Ральф приехал через два дня. Изабелла была уверена, что миссис Тушетт не стала терять времени и сообщила ему «радостную» новость, однако поначалу он ничем не выдавал своей осведомленности. Хотя Изабелле хотелось подробней расспросить кузена о Керкире, сперва она вынуждена была поинтересоваться его здоровьем. Когда он вошел в комнату, она поразилась его виду, – успела забыть, как болезненно выглядит родич. Даже зимовка на греческом острове не пошла ему на пользу, и Изабелла гадала: то ли ему стало хуже, то ли она просто отвыкла видеть немощного кузена. С возрастом он так и не приблизился к общепринятым канонам красоты, а теперь, совсем лишившись здравия, тем паче отдалился от них. Болезненное и изможденное, но по-прежнему приветливое и ироничное, его лицо напоминало зажженный фонарь, плафон которого кое-как держится за счет пергаментных заплат: бакенбарды на впалых щеках обвисли; горбинка носа, и без того выдающаяся, стала выделяться еще заметнее. Долговязый и нескладный, будто составленный в случайном порядке из плохо подогнанных углов, он носил, не снимая, все тот же сюртук коричневого бархата, в карманы которого почти все время прятал руки; еле ходил, спотыкаясь и шаркая, и его походка выдавала глубокую физическую немощь. Возможно, именно эта причудливая неуклюжесть помогала поддерживать образ комичного инвалида – того, для которого собственная увечность служит элементом шуточного антуража. Изабелла прониклась любовью к его уродству; его неуклюжесть стала ей дорога. В самом недуге Ральфа скрывалось утешение: он был не препятствием, а формой интеллектуального превосходства, освобождал от обязанности проявлять какие-либо чувства в свете или в делах и даровал роскошь быть исключительно замкнутым. В результате родилась восхитительная личность. Ральф оставался живым аргументом против застойности болезни: он принял свою прискорбную хворь, притом умудряясь на людях ей не поддаваться. Как жаль, что таким он был лишь в воображении Изабеллы, но так как волю воображению она давала часто, то и сострадала кузену тоже прилично. Вот только всегда боялась растратить этот дух – драгоценную эссенцию, куда более значимую для самого дающего, нежели кого еще. Впрочем, сейчас и зачерствелым сердцем можно было ощутить, что собственною жизнью Ральф владеет уже не так вольно, как должен бы. Он был ярким, свободным, щедрым духом, в нем воплощался свет мудрости, лишенный педантизма, и все же, как ни печально, он умирал.

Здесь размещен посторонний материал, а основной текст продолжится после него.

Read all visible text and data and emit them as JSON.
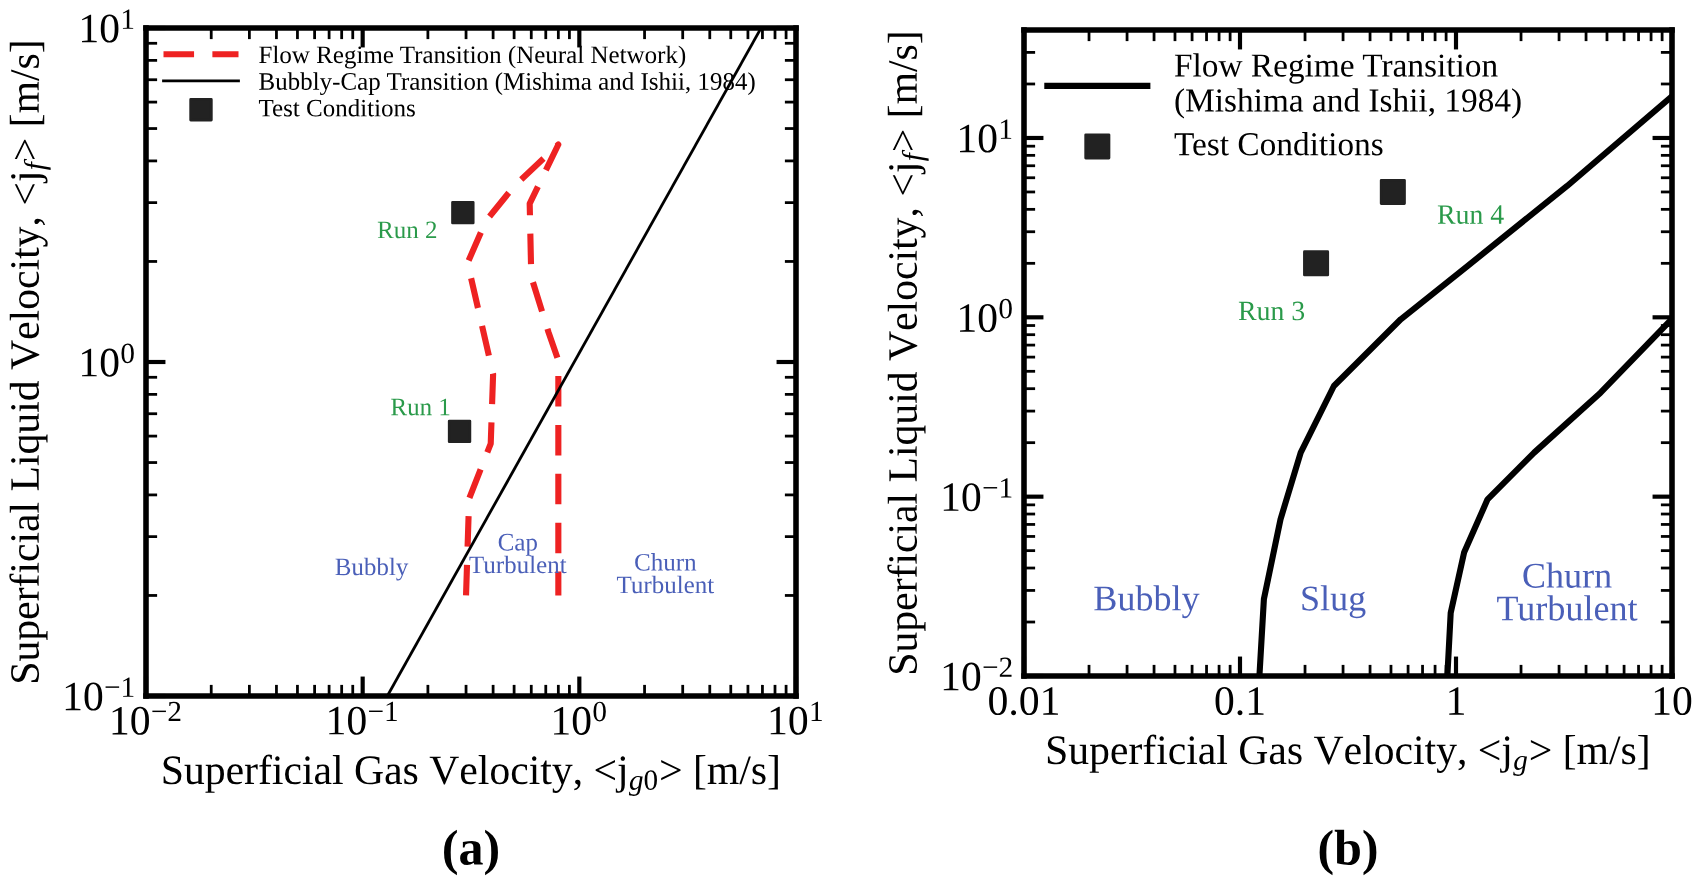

Вновь Изабелла отметила про себя, что для некоторых существование – определенно в тягость, и ощутила кроткий проблеск стыда при мысли о том, какой легкой обещала стать жизнь для нее. Она приготовилась выслушивать упреки Ральфа, однако, из любви к кузену, не хотела портить отношений. Не хотела – заранее уж точно – возмущаться и отсутствию понимания, ведь то была его привилегия, естественное право видеть недостаток во всем, что бы она ни предприняла ради замужества. Кузены вечно делают вид, будто ненавидят зятьев, такова традиция; кузенам положено восторгаться кузинами. Ральф не хвалить привык, а придираться [35]; и хотя при прочих равных обстоятельствах она была бы так же рада выйти замуж на радость ему, как и на радость другим, было бы нелепо всерьез ожидать угодить кому-то. Да и в чем заключалось, в конце концов, мнение Ральфа? Он делал вид, будто кузине лучше бы выйти за лорда Уорбертона, и то лишь потому, что она отвергла сего великолепного мужчину. Вот ежели бы она приняла его, Ральф запел бы по-иному; ему лишь бы спорить. Должно быть, кузен все понял, и тем более странным выглядело его молчание. За три дня он не произнес ни слова, и Изабелла утомилась ждать. А ведь он мог бы, презрев отвращение к подобной пустой необходимости, сказать хоть что-то.